Capítulo IV
Capítulo III
Capítulo II
Capítulo I
Y yo
solo anhelaba morir.
Aceptaba
o me presentaba voluntario a todas las misiones sin importarme el riesgo. A los
mandos no se les escapaba esta tendencia aniquiladora y eludieron condecorar mi temeridad que era el verdadero nombre del valor. Mi reputación no era la del
héroe, sino la del villano que retorna indemne del último cercado mientras una
compañía entera yace esparcida como las tripas de un caballo de picar sobre un
terreno aguanoso y calcinado. A medida que el espanto se apoderaba de los
hombres crecía el odio que regularmente me profesaban. Salía solo a las
exploraciones y batidas. ¿Quién se hubiera atrevido a acompañarme a la busca de
una muerte cierta?
Pero no
moría.
En el
invierno de 1917 me trasladaron a Verdún. Allí la gran maquinaria del Maligno estaba
reventando su carro. No era la primera vez que cambiaba de batallón, mi actitud
huraña e irascible provocaba el malestar de la tropa. Hubieran debido
fusilarme, pero tampoco se atrevieron, así que optaban por cambiarme de líneas; para algunas funciones suicidas era insuperable. Como una sombra errante fui
recorriendo todo el frente occidental. Una fama abominable me precedía: en
Artois un obús había estallado a dos pasos de mí enterrando a diez hombres; en
Cambrai un tanque volcó sobre una zanja aplastando y mutilando a otros tantos; en
Arrás, en el silencio de la noche, un proyectil silbó e impactó contra mi
casco, pero un funesto rebote destrozó la frente de nuestro sargento.
Desde
los fortines de la ciudadela se divisaba una irregular sucesión de colinas, las
hileras de los chopos elevaban sus raquíticos esqueleto negros sobre la tierra
removida en la que se dibujaba un mapa amorfo de empalizadas de hueso: la
cartografía de una gusanera.
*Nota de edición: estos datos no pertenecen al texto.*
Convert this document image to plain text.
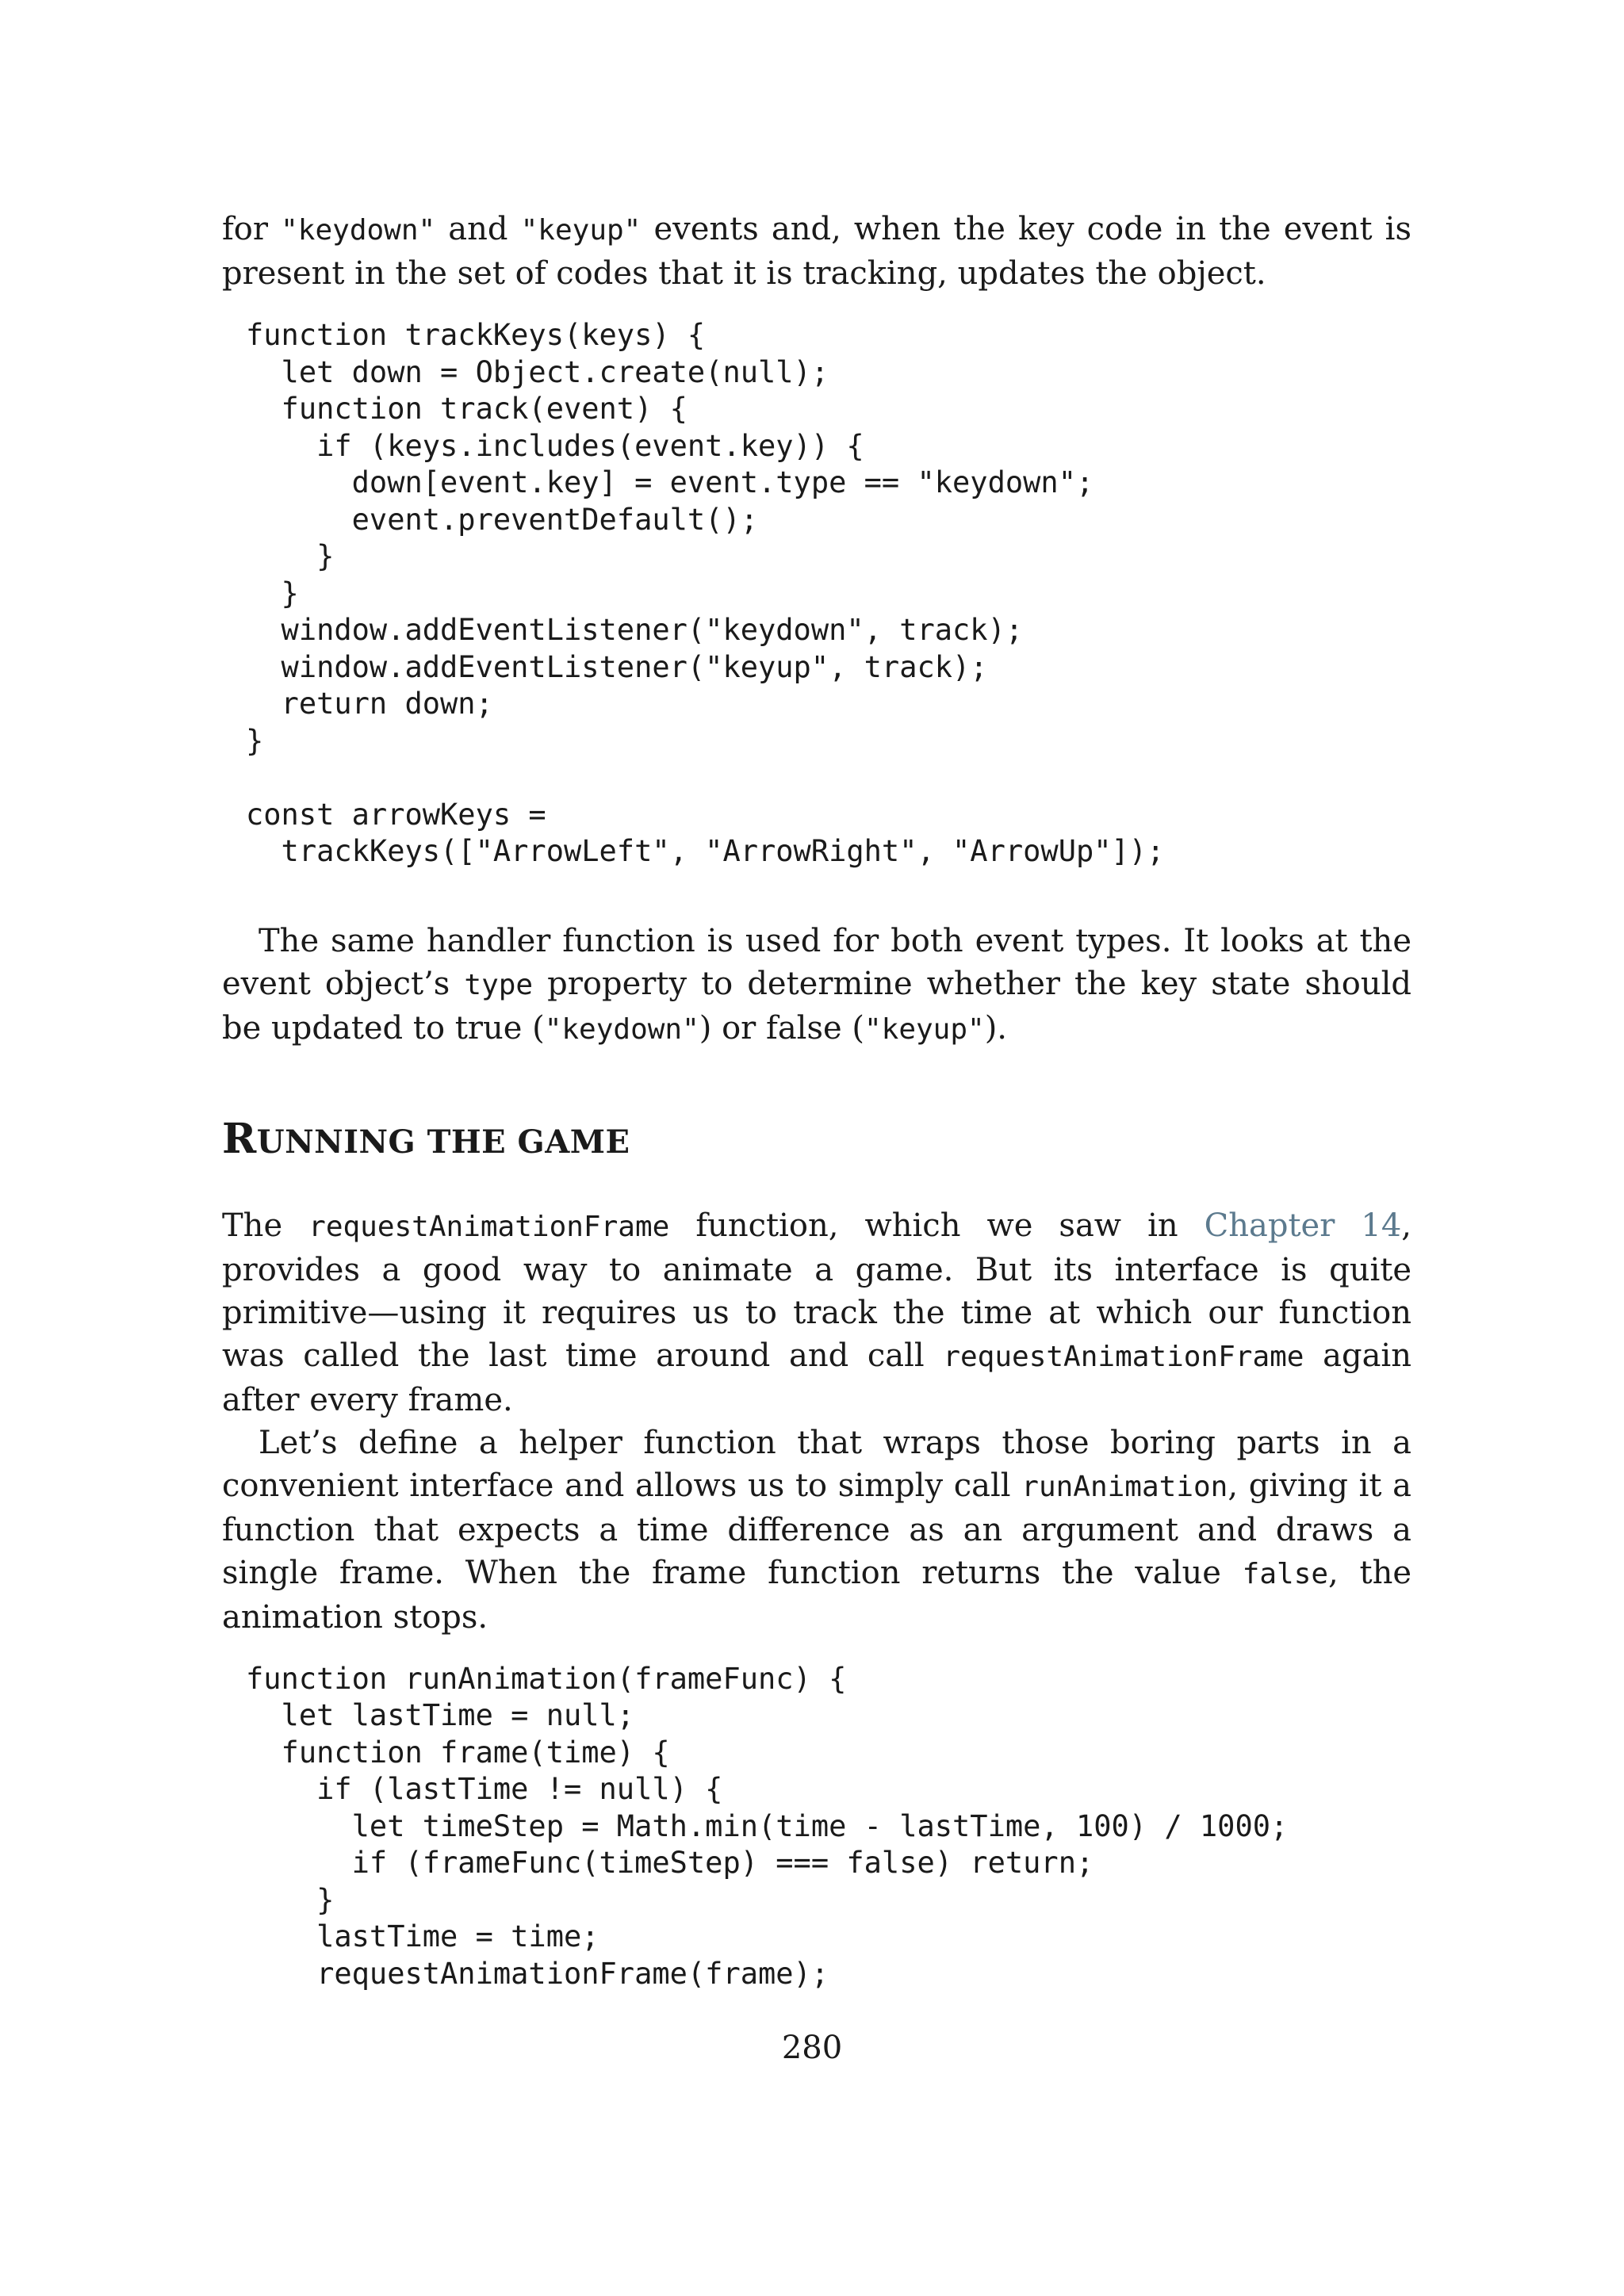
for "keydown" and "keyup" events and, when the key code in the event is present in the set of codes that it is tracking, updates the object.

function trackKeys(keys) {
let down = Object.create(null);
function track(event) {
if (keys.includes(event.key)) {
down[event.key] = event.type == "keydown";
event.preventDefault();
}
}
window.addEventListener("keydown", track);
window.addEventListener("keyup", track);
return down;
}
const arrowKeys =
trackKeys(["ArrowLeft", "ArrowRight", "ArrowUp"]);

The same handler function is used for both event types. It looks at the event object’s type property to determine whether the key state should be updated to true ("keydown") or false ("keyup").

RUNNING THE GAME

The requestAnimationFrame function, which we saw in Chapter 14, provides a good way to animate a game. But its interface is quite primitive—using it requires us to track the time at which our function was called the last time around and call requestAnimationFrame again after every frame.

Let’s define a helper function that wraps those boring parts in a convenient interface and allows us to simply call runAnimation, giving it a function that expects a time difference as an argument and draws a single frame. When the frame function returns the value false, the animation stops.

function runAnimation(frameFunc) {
let lastTime = null;
function frame(time) {
if (lastTime != null) {
let timeStep = Math.min(time - lastTime, 100) / 1000;
if (frameFunc(timeStep) === false) return;
}
lastTime = time;
requestAnimationFrame(frame);
280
Bajé pronto a las trincheras: la madera podrida por el agua ciega, las importadas
ratas de las villas, las chinches y las pendencias entre los soldados por un
mal trago de aguardiente turbia eran el espejo perfecto de mi alma vacía.
No
sentí llegar el gas.
Un
fogonazo me deslumbró, abrí los ojos a una niebla densa y fosforescente, las
sombras de mis compañeros se desplomaban entre espasmos y gritos. A mí al principio
el dolor me desconcertó, un fuego abrasador quemaba mis pulmones y mi garganta.
Me temblaban las piernas y los brazos. No podía escapar del halo verdoso de la
bruma, hipnótico como la absenta. Las convulsiones dieron pronto paso a un
sentimiento de anómala beatitud. Ante mis ojos, como en la linterna mágica de
mi niñez, se fueron proyectando sobre la pantalla del humo todos los horrores
en los que había participado desde que traspuse el umbral de la casa de des
Saintes. Entonces lloré amargamente y caí desmayado sobre el barro.